GREFFIER LORS DES DÉBATS : Aurore VUILLEMOT, Greffier
DÉBATS : l’affaire a été mise en délibéré au 28 Avril 2026,
ARRÊT : rendu contradictoirement,
PRONONCÉ : publiquement par mise à disposition de l’arrêt au greffe de la cour, les parties en ayant été préalablement avisées dans les conditions prévues au deuxième alinéa de l’article 450 du code de procédure civile,
SIGNÉ : par Olivier MANSION, Président de chambre, et par Aurore VUILLEMOT, greffier auquel la minute de la décision a été remise par le magistrat signataire.
*****
FAITS, PROCEDURE ET PRETENTIONS DES PARTIES
M. [F] [T] a été victime d’une entorse du genou droit lors d’un match de football courant mai 2001.
Le Docteur [U] qu’il a consulté à la polyclinique du Parc Drevon, a constaté une grave entorse du genou droit avec hémarthrose et a prescrit une arthroscopie scopie, pratiquée, le 1er juin 2001.
Ce praticien a pratiqué une ligamentoplastie croisée antérieure du genou droit et réalisé un renfort du transplant par un ligament en Dacron.
Des épanchements de synovie à répétition ont été constatés à partir du mois de novembre 2005.
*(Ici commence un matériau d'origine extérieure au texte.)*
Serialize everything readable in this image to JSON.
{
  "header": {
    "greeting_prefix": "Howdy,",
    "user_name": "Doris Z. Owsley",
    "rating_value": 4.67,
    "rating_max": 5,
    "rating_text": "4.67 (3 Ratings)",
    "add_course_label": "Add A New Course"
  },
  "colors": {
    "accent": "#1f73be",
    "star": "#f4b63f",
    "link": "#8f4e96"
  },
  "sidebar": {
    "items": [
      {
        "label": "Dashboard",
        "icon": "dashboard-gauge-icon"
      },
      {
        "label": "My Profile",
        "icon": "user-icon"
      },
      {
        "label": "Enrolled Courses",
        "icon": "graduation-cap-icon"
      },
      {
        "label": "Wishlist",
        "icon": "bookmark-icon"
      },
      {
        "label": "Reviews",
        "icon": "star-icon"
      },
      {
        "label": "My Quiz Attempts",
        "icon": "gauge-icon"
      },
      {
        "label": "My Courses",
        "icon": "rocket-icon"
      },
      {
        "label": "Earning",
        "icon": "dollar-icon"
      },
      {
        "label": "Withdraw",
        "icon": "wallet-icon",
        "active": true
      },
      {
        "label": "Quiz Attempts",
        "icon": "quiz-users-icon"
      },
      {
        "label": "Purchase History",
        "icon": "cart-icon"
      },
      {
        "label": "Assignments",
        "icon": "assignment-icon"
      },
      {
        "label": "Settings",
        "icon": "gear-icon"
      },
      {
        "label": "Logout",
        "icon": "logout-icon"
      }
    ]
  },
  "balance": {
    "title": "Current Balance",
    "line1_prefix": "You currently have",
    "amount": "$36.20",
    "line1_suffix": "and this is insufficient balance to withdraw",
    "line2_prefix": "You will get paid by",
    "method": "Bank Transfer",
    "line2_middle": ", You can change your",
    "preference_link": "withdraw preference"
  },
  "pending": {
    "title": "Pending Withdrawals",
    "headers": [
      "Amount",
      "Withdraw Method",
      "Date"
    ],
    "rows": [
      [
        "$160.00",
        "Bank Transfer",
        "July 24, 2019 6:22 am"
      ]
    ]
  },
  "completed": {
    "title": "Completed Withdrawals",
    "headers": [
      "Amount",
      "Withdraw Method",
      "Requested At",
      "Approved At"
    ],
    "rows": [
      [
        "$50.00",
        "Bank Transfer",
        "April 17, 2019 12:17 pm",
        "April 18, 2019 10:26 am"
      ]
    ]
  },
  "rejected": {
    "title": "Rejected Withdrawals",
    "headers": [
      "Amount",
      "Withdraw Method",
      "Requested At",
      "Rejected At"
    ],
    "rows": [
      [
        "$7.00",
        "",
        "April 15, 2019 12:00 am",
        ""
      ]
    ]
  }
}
Une nouvelle ligamentoplastie a été réalisée le 9 mai 2007 par le Docteur [U].
M. [T] a consulté le docteur [P], rhumatologue, 19 décembre 2007.
Il a consulté le docteur [R], chirurgien orthopédiste à [Localité 4] qui a considéré qu’une prothèse totale du genou serait indiquée. Elle a été pratiquée par lui au mois de décembre 2010. Un faux anévrisme de l’artère fémorale commune droite a été découvert lors de cette intervention.
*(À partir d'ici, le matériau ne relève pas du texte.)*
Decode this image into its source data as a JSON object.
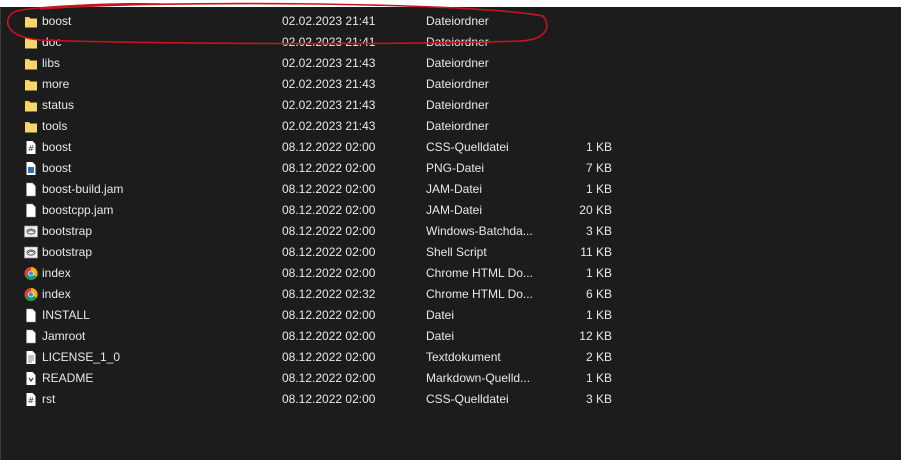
{
  "files": [
    {
      "name": "boost",
      "date": "02.02.2023 21:41",
      "type": "Dateiordner",
      "size": "",
      "icon": "folder-icon"
    },
    {
      "name": "doc",
      "date": "02.02.2023 21:41",
      "type": "Dateiordner",
      "size": "",
      "icon": "folder-icon"
    },
    {
      "name": "libs",
      "date": "02.02.2023 21:43",
      "type": "Dateiordner",
      "size": "",
      "icon": "folder-icon"
    },
    {
      "name": "more",
      "date": "02.02.2023 21:43",
      "type": "Dateiordner",
      "size": "",
      "icon": "folder-icon"
    },
    {
      "name": "status",
      "date": "02.02.2023 21:43",
      "type": "Dateiordner",
      "size": "",
      "icon": "folder-icon"
    },
    {
      "name": "tools",
      "date": "02.02.2023 21:43",
      "type": "Dateiordner",
      "size": "",
      "icon": "folder-icon"
    },
    {
      "name": "boost",
      "date": "08.12.2022 02:00",
      "type": "CSS-Quelldatei",
      "size": "1 KB",
      "icon": "css-file-icon"
    },
    {
      "name": "boost",
      "date": "08.12.2022 02:00",
      "type": "PNG-Datei",
      "size": "7 KB",
      "icon": "png-file-icon"
    },
    {
      "name": "boost-build.jam",
      "date": "08.12.2022 02:00",
      "type": "JAM-Datei",
      "size": "1 KB",
      "icon": "file-icon"
    },
    {
      "name": "boostcpp.jam",
      "date": "08.12.2022 02:00",
      "type": "JAM-Datei",
      "size": "20 KB",
      "icon": "file-icon"
    },
    {
      "name": "bootstrap",
      "date": "08.12.2022 02:00",
      "type": "Windows-Batchda...",
      "size": "3 KB",
      "icon": "batch-file-icon"
    },
    {
      "name": "bootstrap",
      "date": "08.12.2022 02:00",
      "type": "Shell Script",
      "size": "11 KB",
      "icon": "batch-file-icon"
    },
    {
      "name": "index",
      "date": "08.12.2022 02:00",
      "type": "Chrome HTML Do...",
      "size": "1 KB",
      "icon": "chrome-icon"
    },
    {
      "name": "index",
      "date": "08.12.2022 02:32",
      "type": "Chrome HTML Do...",
      "size": "6 KB",
      "icon": "chrome-icon"
    },
    {
      "name": "INSTALL",
      "date": "08.12.2022 02:00",
      "type": "Datei",
      "size": "1 KB",
      "icon": "file-icon"
    },
    {
      "name": "Jamroot",
      "date": "08.12.2022 02:00",
      "type": "Datei",
      "size": "12 KB",
      "icon": "file-icon"
    },
    {
      "name": "LICENSE_1_0",
      "date": "08.12.2022 02:00",
      "type": "Textdokument",
      "size": "2 KB",
      "icon": "text-file-icon"
    },
    {
      "name": "README",
      "date": "08.12.2022 02:00",
      "type": "Markdown-Quelld...",
      "size": "1 KB",
      "icon": "markdown-file-icon"
    },
    {
      "name": "rst",
      "date": "08.12.2022 02:00",
      "type": "CSS-Quelldatei",
      "size": "3 KB",
      "icon": "css-file-icon"
    }
  ],
  "colors": {
    "background": "#1c1c1c",
    "text": "#e8e8e8",
    "folder": "#f4c94b",
    "annotation": "#c8141e"
  }
}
M. [T] a été reconnu handicapé en 2015 avec un taux d’incapacité comprise entre 50 et 79 %.
Il a saisi le 6 mars 2015 la commission de conciliation et d’indemnisation des accidents médicaux de Bourgogne puis, après qu’elle se soit déclarée incompétente au motif que les seuils de gravité des dommages n’étaient pas atteints, il l’a saisie à nouveau le 28 juillet 2015. Désigné le 3 septembre 2015 en qualité d’expert, le Docteur [Q] a déposé son rapport le 6 mars 2017 et la CCI s’est déclarée incompétente selon avis du 15 mai 2017.
Par actes des 6, 7 et 12 décembre 2018, M. [F] [T] a assigné M. [L] [U], la SAS polyclinique du Parc Drevon, la SAS Lars et la caisse de prévoyance et de retraite du personnel de la SNCF en référé devant le tribunal de grande instance de Dijon aux fins de voir, au visa de l’article 145 du code de procédure civile, ordonner une expertise et désigner tel chirurgien orthopédiste pour y procéder.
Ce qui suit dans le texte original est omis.